= Nestor Dimitrijević =

Serbian merchant and philanthropist

Nestor Dimitrijević (Нестор Димитријевић; 14 October 1782 - 3 February 1856) was a merchant, great Serbian benefactor, founder of his "Endowment" at the Matica Srpska in Novi Sad, for the education of poor and hardworking students.

==Biography==
Dimitrijević was a prominent figure in Veliki Bečkerek, where he successfully traded in groceries for years. His last name was Demetrović, and eventually changed to Dimitrijević. It is the same in 1834, where he is on the list of subscribers to the magazine "Serbian Chronicle". In 1830, he was a subscriber to a book - a novel, as a merchant and an elected member of the Veliki Beckerek community (1829–1830). He had a servant who stayed with him for fifty years, because he was an honest master. During his life, he proved to be an honest, hard-working, thrifty man, but with a "merciful heart". This great benefactor helped many poor students with clothes and money. He was also a great donor to the Serbian Orthodox Church community in Bečkerek.

Nestor had brothers Kuzman and Kiril (also a merchant), and the Dimitrijević family comes from the border town of Jakov in Srem. Dimitrijević predicted in his will that the children and descendants of his brothers or relatives from Jakov, if they go to school and apply for his scholarship, will have priority in choosing. That is how it was, so five scholarship holders from the Dimitrijević family were educated.

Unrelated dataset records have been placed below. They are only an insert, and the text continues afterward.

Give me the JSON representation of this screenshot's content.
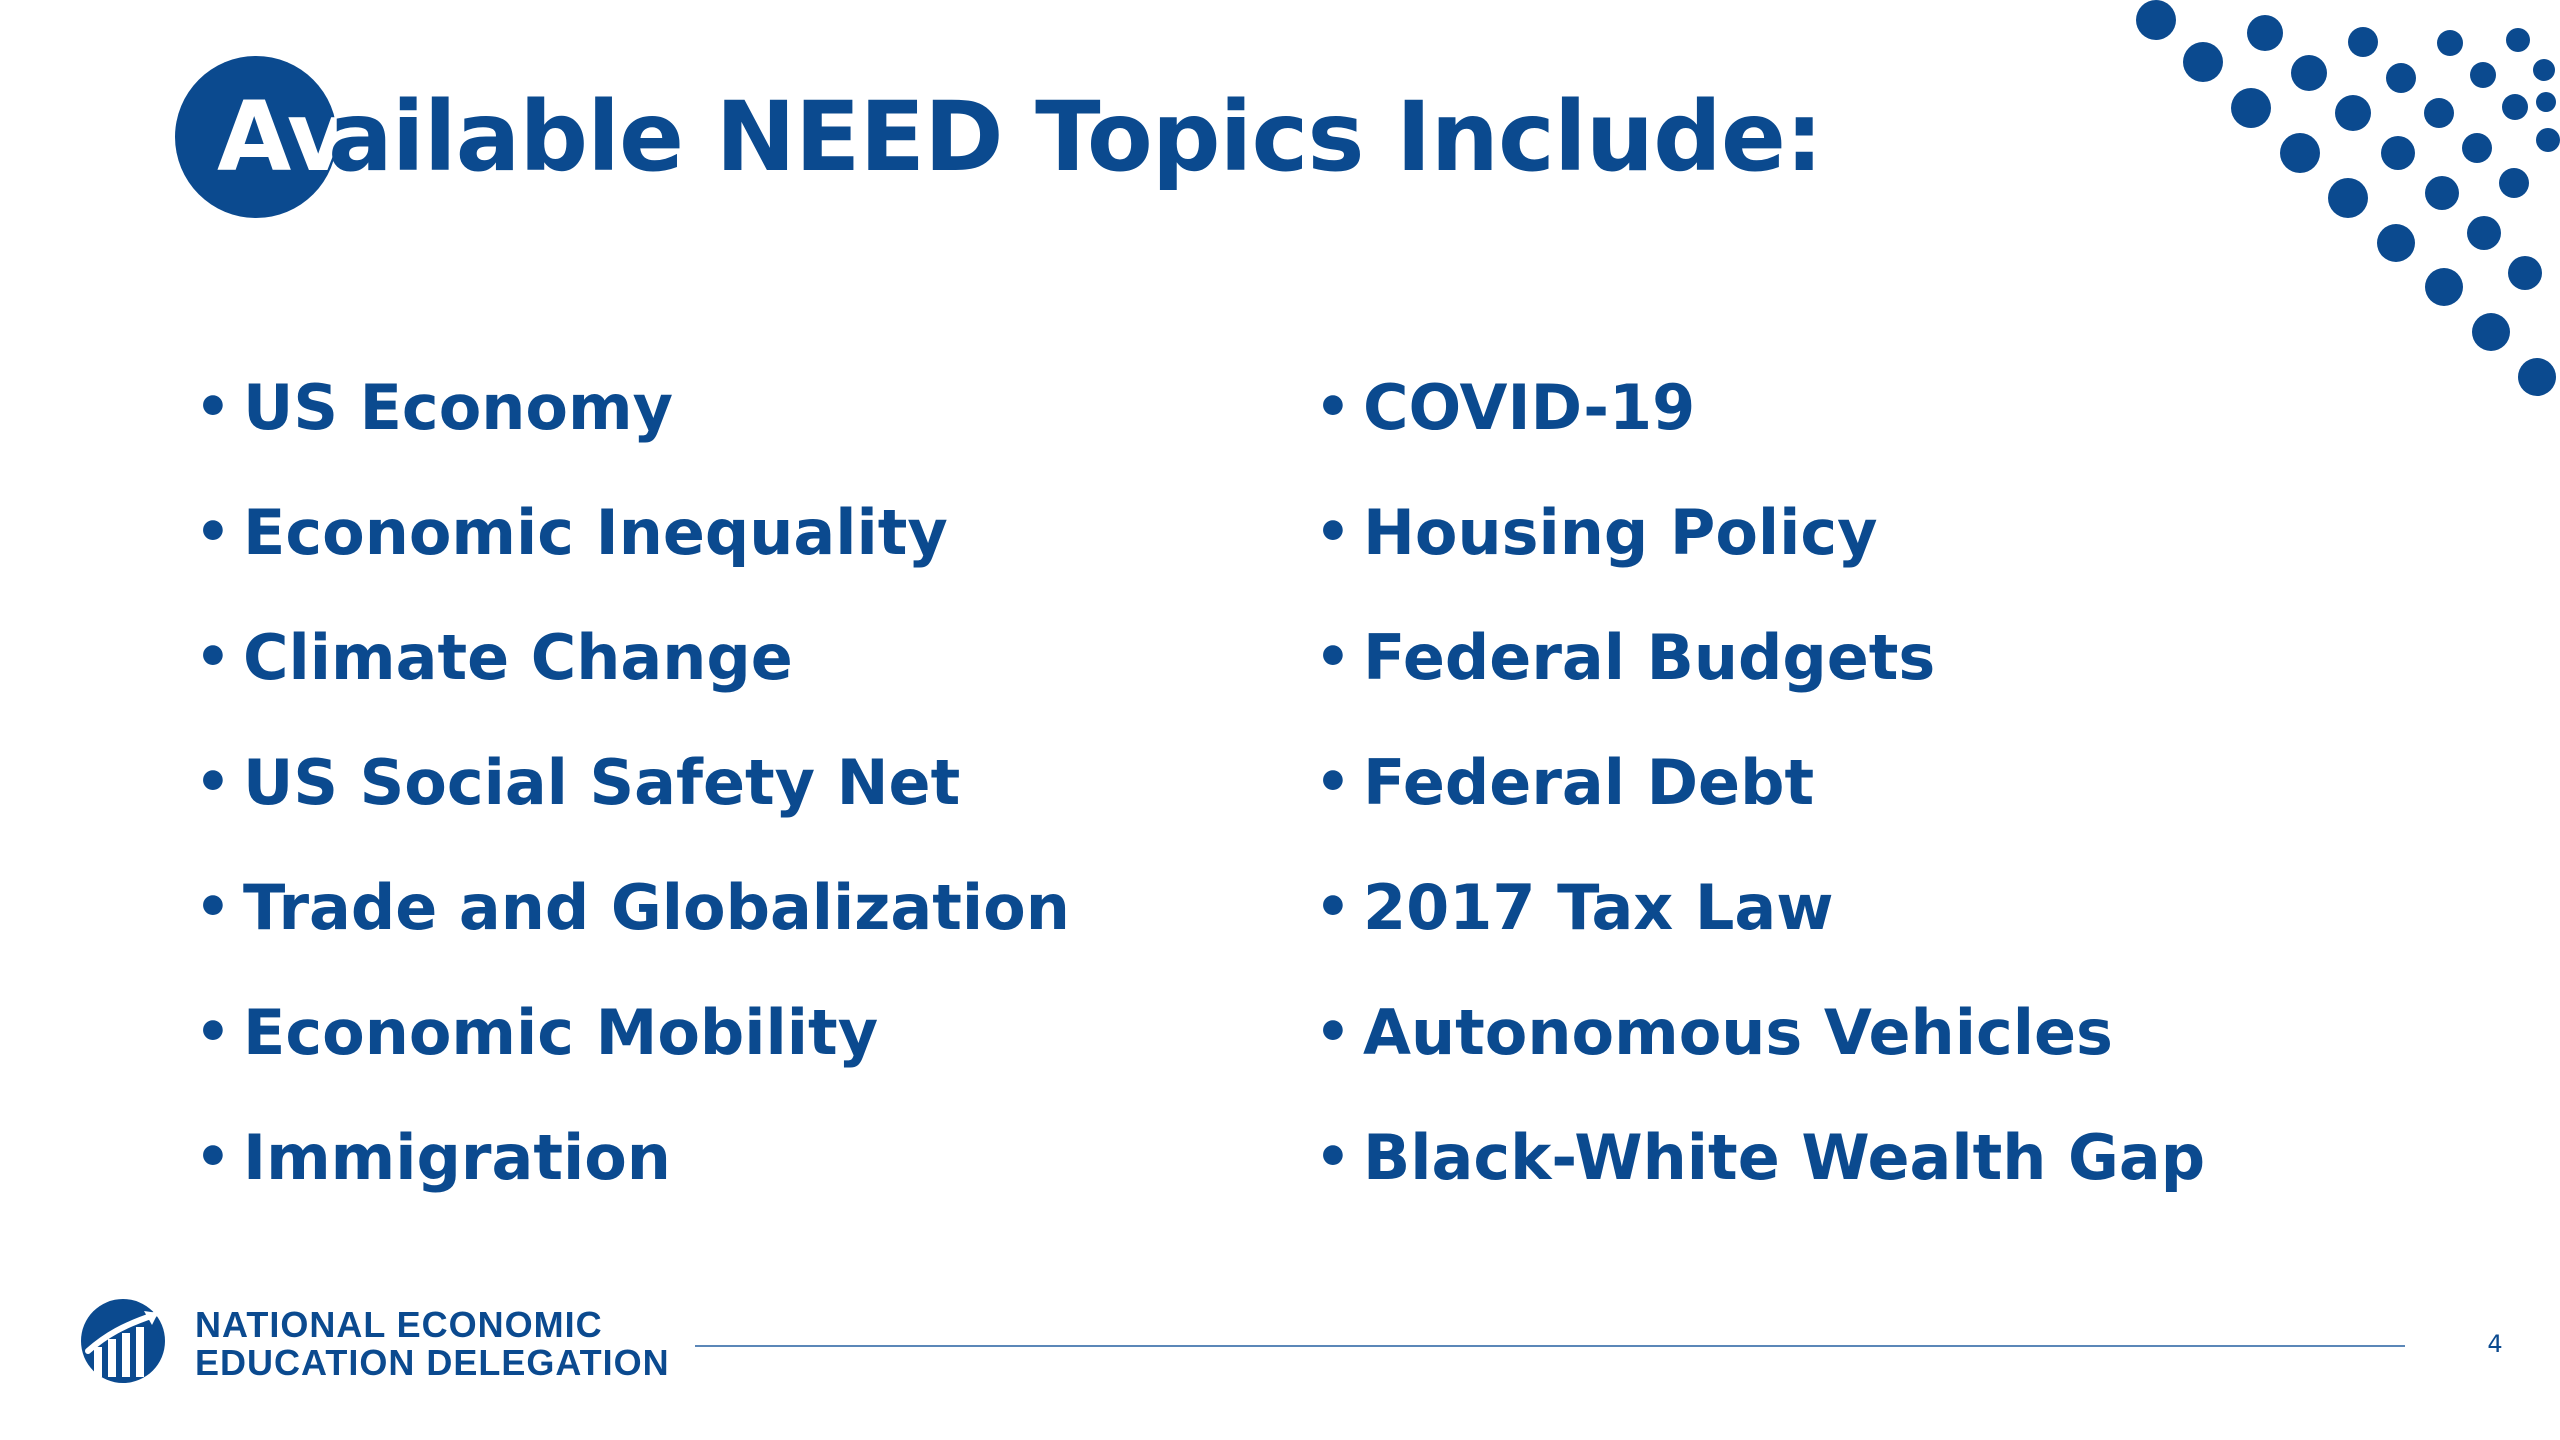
{
  "slide": {
    "title_part_a": "Av",
    "title_part_b": "ailable NEED Topics Include:",
    "bullet_glyph": "•",
    "topics_left": [
      "US Economy",
      "Economic Inequality",
      "Climate Change",
      "US Social Safety Net",
      "Trade and Globalization",
      "Economic Mobility",
      "Immigration"
    ],
    "topics_right": [
      "COVID-19",
      "Housing Policy",
      "Federal Budgets",
      "Federal Debt",
      "2017 Tax Law",
      "Autonomous Vehicles",
      "Black-White Wealth Gap"
    ]
  },
  "footer": {
    "org_line_1": "NATIONAL ECONOMIC",
    "org_line_2": "EDUCATION DELEGATION",
    "logo_icon": "need-logo-icon",
    "page_number": "4"
  },
  "colors": {
    "brand_blue": "#0b4a8f",
    "rule_blue": "#5b87b8",
    "background": "#ffffff"
  }
}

In the period of Serb uprising of 1848–49, Dimitrijević joined the Serb National Board, founded in Veliki Bečkerek. He was a member of the Municipal Board and a city senator for many years.

==Foundation==
He left a will (with the Founding Letter) 10/22. January 1856 in which he predicted how the money he left to Matica Srpska would be spent. The executors of the will were supposed to sell off all his property, plots and securities and invest in his fund. If there were changes in the society, which would change the purpose of the fund, Nestor predicted that it would come under the management of the Serbian church, in the person of the metropolitan. The Serbian archbishop of Karlovac gave scholarships at the suggestion of Matica Srpska, which regularly announced competitions. The following condition was valid for the selection of future cadets who will be awarded scholarships: A participant in my seduction can be any father or mother born in Serbia, of the Orthodox Eastern religion, if not only of good moral behavior, but also of great success in science. His last will was witnessed by the citizens of Veliki Beckerek: Nikola Atanasijević, Georgije Mihailović and Petar Aronović. His entire estate is worth more than £52,000 was opted for Serbian youth. The curator of the "universal heir", which will be his Endowment (which Sandić called Nestorianum from miles away), was, at his last will, Vladimir Mihailović from Beckerek.

The executors of his will were Jovan Trifunac and Mihailo Tanazević. In April 1861, they deposited 500 bequests directly bequeathed to the Matica Srpska. According to the report from January 1862, it was seen that Nestor's scholarship started working during the testator's lifetime. He chose the first three scholarship holders from Veliki Bečkerek, whom he knew personally: Aleksandar Sandić, Georgije (Đorđe) Mandrović and Stefan Đakonović. For them he determined exceptionally 300 florin scholarships, if they prove to be good. He also had in mind "poor Tanazevic", who would also pay 300 florin received annually for schooling. How one of Nestor's conditions was that the four sons of Veliko Bečke must always be in the enjoyment of this benevolence. During the operation of the Endowment, as many as 43 young people from Bečkerek were educated. Among the most famous are: Dr. Emil Gavrila, Djordje Mandrović, Dr. Vasa Savić, Pavle Bota, Aleksandar Sandić and others. Grateful cadet Djordje Mandrović, as a chaplain in Dolovo, Pančevo, published a book of poems "Predzor" in 1864. He dedicated it to the memory of the late Nestor Dimitrijević, a former citizen of Veliki Bečkerek and a great Serbian benefactor.

It was not until November 1862 that the magistrate of Veliko Bečkere handed over the endowment to the Serbian national funds. And already at the beginning of the school year 1863–1864, all 10 scholarship places were filled. In 1875, the Nestor Dimitrijević Foundation from Veliki Bečkerek, from 1856, the Patriarchate and the Matica Srpska announced a competition for the selection of scholarship holders. Three "legal and multi-military" scholarships of £250 each. Two more scholarships for "philosophical and polytechnic sciences" for 200 florin Four scholarships for small grammar schools of £150 each. A total of £1,750 was earmarked.

A large number of prominent individuals and highly educated people owe their initial success in life to the dedicated visionary—Nestor Dimitrijević.

Nestor Dimitrijević died in Veliki Bečkerek in 1856, and was buried in the Tomaševac City Cemetery. Every year on 24 September he was given a memorial service in the Church of the Assumption in Bečkerec. Professor Aleksandar Sandić, as his first work, published a sermon which he gave at the memorial service for his benefactor on Krstovdan in 1860.